10:00 am
Tasks
Manuscript
- Revise response to reviewer 1
- Figure updates
- change blue color
- fix symbols
- discussed changes with XZ again
Fastq files
- run 1: 150902_NS500422_0189_AHHNKFBGXX Illumina HiSeq 2500, 100 bp single read, rapid flowcell
- run 2: 151030_SN343_0533_AC8CW1ACXX Illumina HiSeq 2000, 50 bp single read, standard cell
Run 1 checksums
5_S5.R1.fastq.gz 35edcf8de86c0121ed0299e3026c3996
3_S3.R1.fastq.gz 225a5a5c2318e07deb044fd2bb5f5d06
2_S2.R1.fastq.gz 07203cda1dde852c01c3eb1014e97574
6_S6.R1.fastq.gz d07b0b67730adf45d5e3abf9926bf2d1
1_S1.R1.fastq.gz 6a61879b157d3710e4e81c07ef81c920
4_S4.R1.fastq.gz 63cdc9bc347d26f43e2d0e72fba469c5
windows checksum doesn’t give a checksum report, it just runs for a while and then stops.

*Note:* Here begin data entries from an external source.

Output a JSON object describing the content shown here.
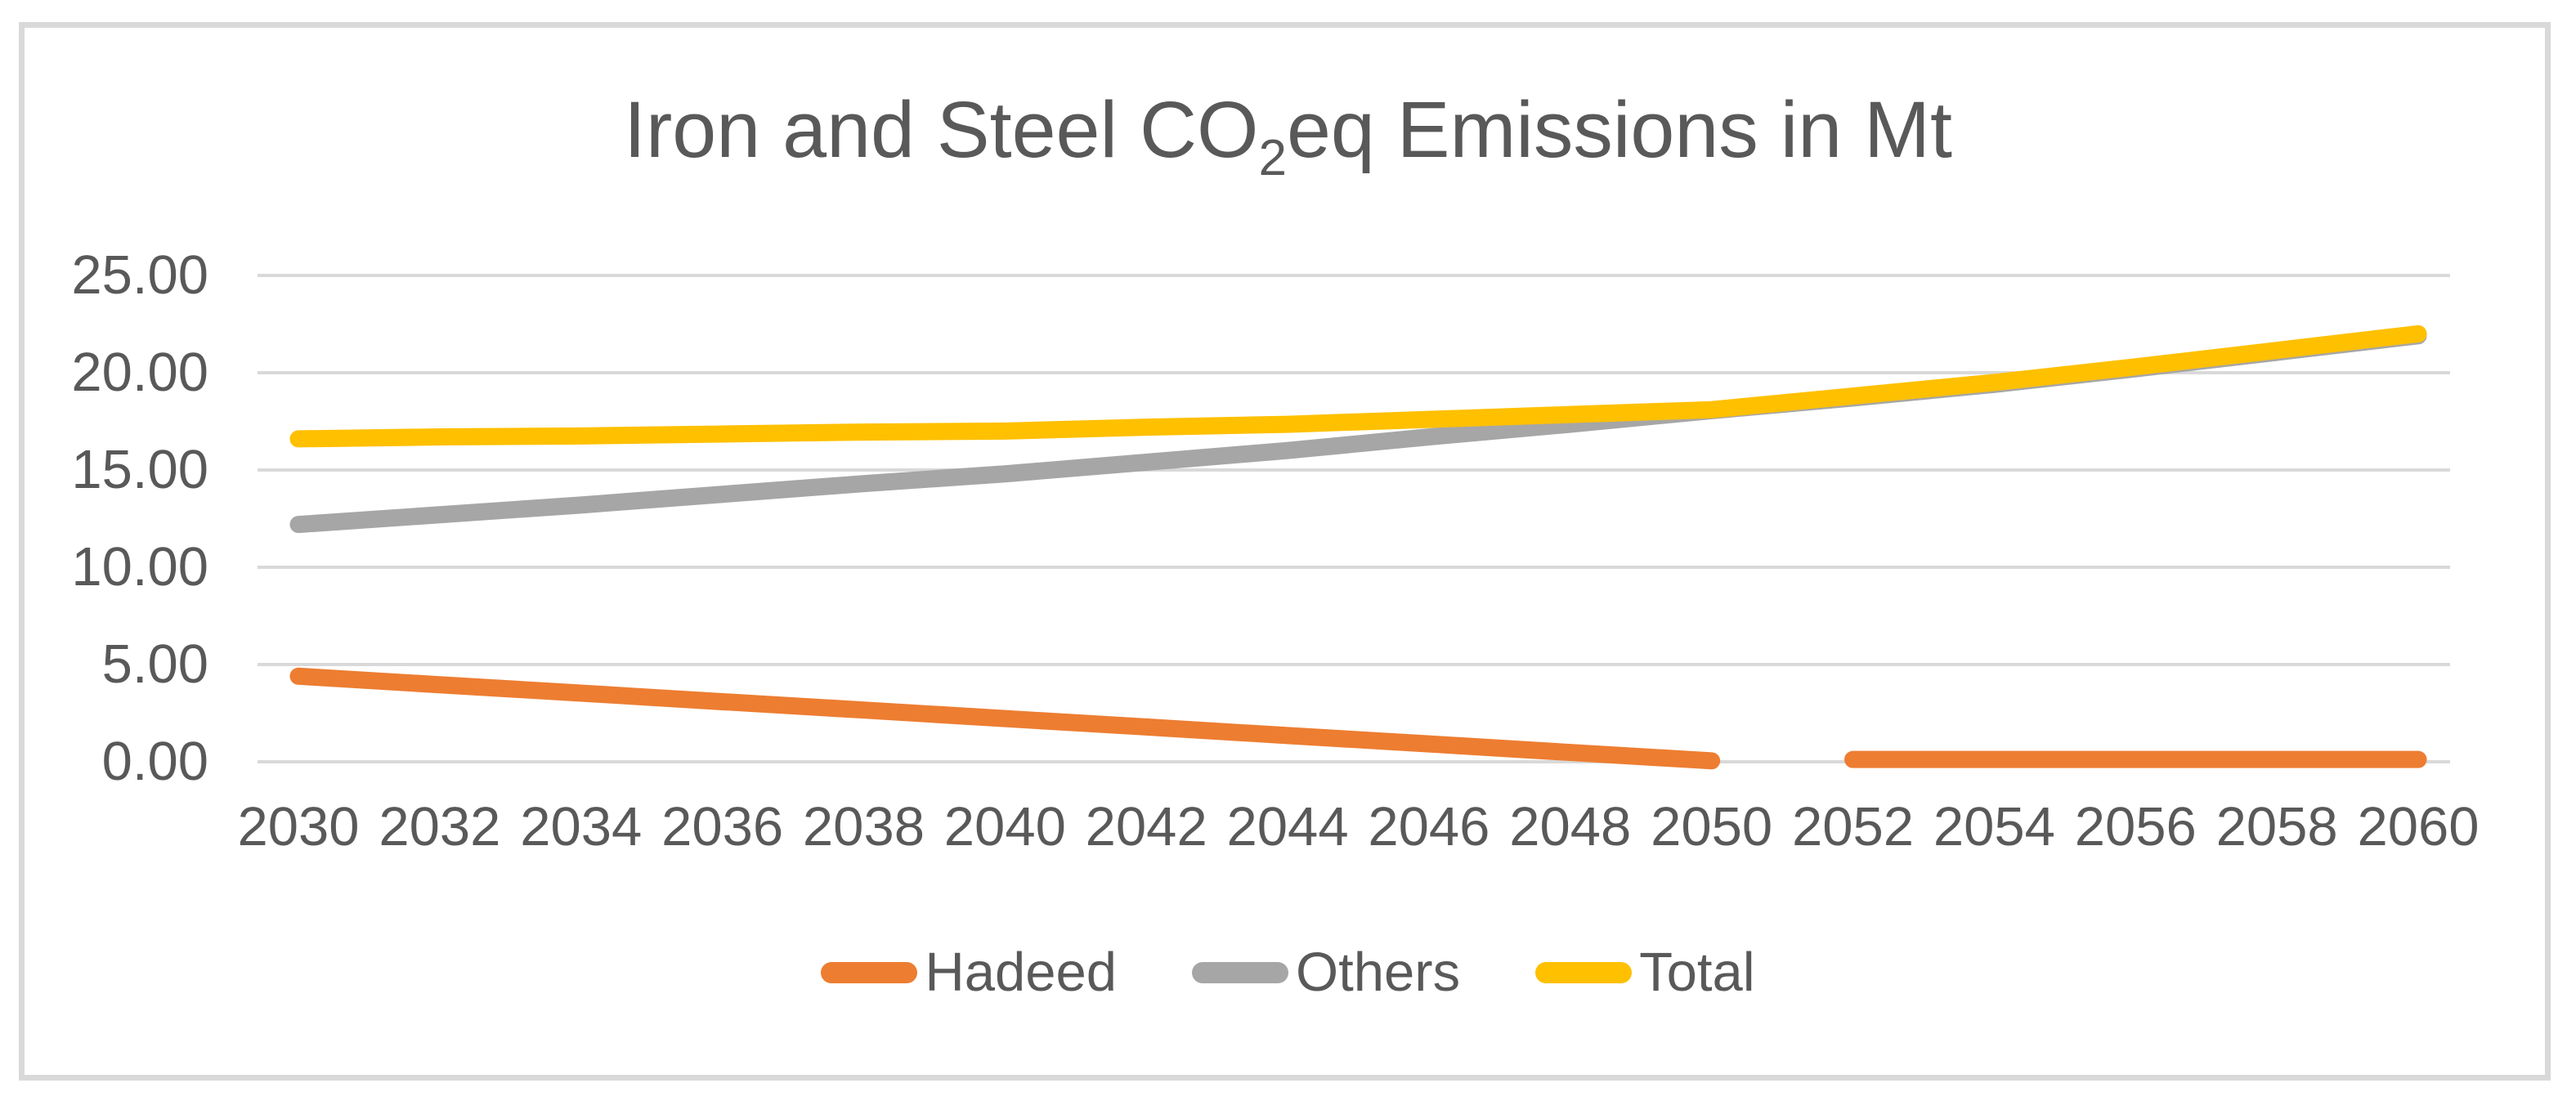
{
  "title": {
    "prefix": "Iron and Steel CO",
    "subscript": "2",
    "suffix": "eq Emissions in Mt"
  },
  "colors": {
    "hadeed": "#ED7D31",
    "others": "#A6A6A6",
    "total": "#FFC000",
    "gridline": "#D9D9D9",
    "border": "#D9D9D9",
    "text": "#595959"
  },
  "chart_data": {
    "type": "line",
    "title": "Iron and Steel CO2eq Emissions in Mt",
    "categories": [
      "2030",
      "2032",
      "2034",
      "2036",
      "2038",
      "2040",
      "2042",
      "2044",
      "2046",
      "2048",
      "2050",
      "2052",
      "2054",
      "2056",
      "2058",
      "2060"
    ],
    "y_ticks": [
      {
        "label": "25.00",
        "value": 25
      },
      {
        "label": "20.00",
        "value": 20
      },
      {
        "label": "15.00",
        "value": 15
      },
      {
        "label": "10.00",
        "value": 10
      },
      {
        "label": "5.00",
        "value": 5
      },
      {
        "label": "0.00",
        "value": 0
      }
    ],
    "ylim": [
      0,
      25
    ],
    "grid": true,
    "legend_position": "bottom",
    "series": [
      {
        "name": "Hadeed",
        "color": "#ED7D31",
        "note": "data gap between 2050 and 2052",
        "segments": [
          {
            "start_index": 0,
            "values": [
              4.4,
              3.96,
              3.53,
              3.09,
              2.66,
              2.22,
              1.79,
              1.35,
              0.92,
              0.48,
              0.05
            ]
          },
          {
            "start_index": 11,
            "values": [
              0.12,
              0.12,
              0.12,
              0.12,
              0.12
            ]
          }
        ]
      },
      {
        "name": "Others",
        "color": "#A6A6A6",
        "segments": [
          {
            "start_index": 0,
            "values": [
              12.2,
              12.7,
              13.2,
              13.75,
              14.3,
              14.8,
              15.4,
              16.0,
              16.7,
              17.35,
              18.05,
              18.7,
              19.4,
              20.2,
              21.05,
              21.9
            ]
          }
        ]
      },
      {
        "name": "Total",
        "color": "#FFC000",
        "segments": [
          {
            "start_index": 0,
            "values": [
              16.6,
              16.7,
              16.75,
              16.85,
              16.95,
              17.0,
              17.2,
              17.35,
              17.6,
              17.85,
              18.1,
              18.8,
              19.5,
              20.3,
              21.15,
              22.0
            ]
          }
        ]
      }
    ]
  }
}
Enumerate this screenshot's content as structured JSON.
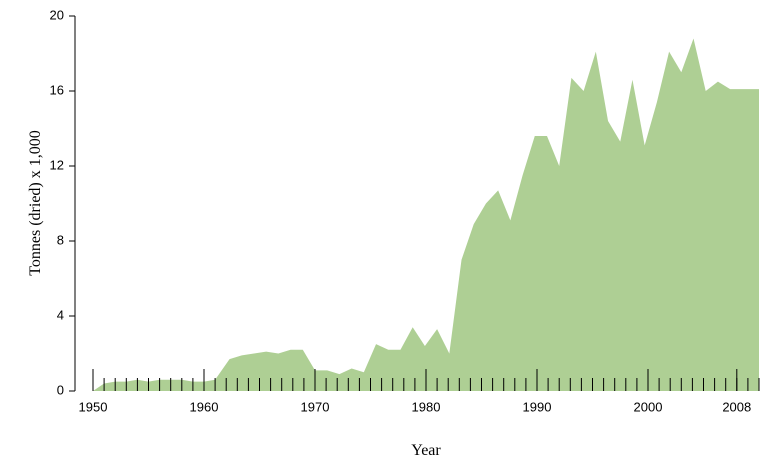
{
  "chart_data": {
    "type": "area",
    "x_label": "Year",
    "y_label": "Tonnes (dried) x 1,000",
    "x": [
      1950,
      1951,
      1952,
      1953,
      1954,
      1955,
      1956,
      1957,
      1958,
      1959,
      1960,
      1961,
      1962.3,
      1963.4,
      1964.5,
      1965.6,
      1966.7,
      1967.8,
      1968.9,
      1970,
      1971.1,
      1972.2,
      1973.3,
      1974.4,
      1975.5,
      1976.6,
      1977.7,
      1978.8,
      1979.9,
      1981,
      1982.1,
      1983.2,
      1984.3,
      1985.4,
      1986.5,
      1987.6,
      1988.7,
      1989.8,
      1990.9,
      1992,
      1993.1,
      1994.2,
      1995.3,
      1996.4,
      1997.5,
      1998.6,
      1999.7,
      2000.8,
      2001.9,
      2003,
      2004.1,
      2005.2,
      2006.3,
      2007.4,
      2008.5,
      2010
    ],
    "values": [
      0,
      0.4,
      0.5,
      0.5,
      0.6,
      0.5,
      0.6,
      0.6,
      0.6,
      0.5,
      0.5,
      0.6,
      1.7,
      1.9,
      2.0,
      2.1,
      2.0,
      2.2,
      2.2,
      1.1,
      1.1,
      0.9,
      1.2,
      1.0,
      2.5,
      2.2,
      2.2,
      3.4,
      2.4,
      3.3,
      2.0,
      7.0,
      8.9,
      10.0,
      10.7,
      9.1,
      11.5,
      13.6,
      13.6,
      12.0,
      16.7,
      16.0,
      18.1,
      14.4,
      13.3,
      16.6,
      13.1,
      15.4,
      18.1,
      17.0,
      18.8,
      16.0,
      16.5,
      16.1,
      16.1,
      16.1
    ],
    "color": "#aecf94",
    "xlim": [
      1950,
      2010
    ],
    "xticks": [
      1950,
      1960,
      1970,
      1980,
      1990,
      2000,
      2008
    ],
    "ylim": [
      0,
      20
    ],
    "yticks": [
      0,
      4,
      8,
      12,
      16,
      20
    ]
  }
}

Identified issues with Fastq files
- some reads have no read data
- writing script to remove reads (all 4 lines) which have no sequences (just an index primer).
More failed programs
- Odyssey claims to have a fastqc installed but it doesn’t run.
- https://portal.rc.fas.harvard.edu/apps/modules
- typing exactly module load fastqc/0.11.3-fasrc01 gives an error.
- tried virtualbox. Can’t access local files. This is stupid unfortunate.
- tried bioawk. Installed on linux virtualbox. can’t get on Odyssey. Can’t access local files to run.
- tried fastqValidate. Can’t install on windows. install fails on linux virtualbox.
- removing blanks by hand with custom matlab script
- accidently added spaces in printing new fastq files. Fixed this.
- fixed files do run in bowtie, but it still complains about a bunch of reads having insufficient length
- wrote new matlab file to cut on read lengths less than 20
- had some errors with this script.
- fixed issue with not checking read lines (was checking all lines, then was checking only 1st line, not read line).
- lots of issues with disk copy speed.
- was cutting at 20 bp reads, I think this might cut too much — not resemble data. Dropped to cutting at 10 bp reads.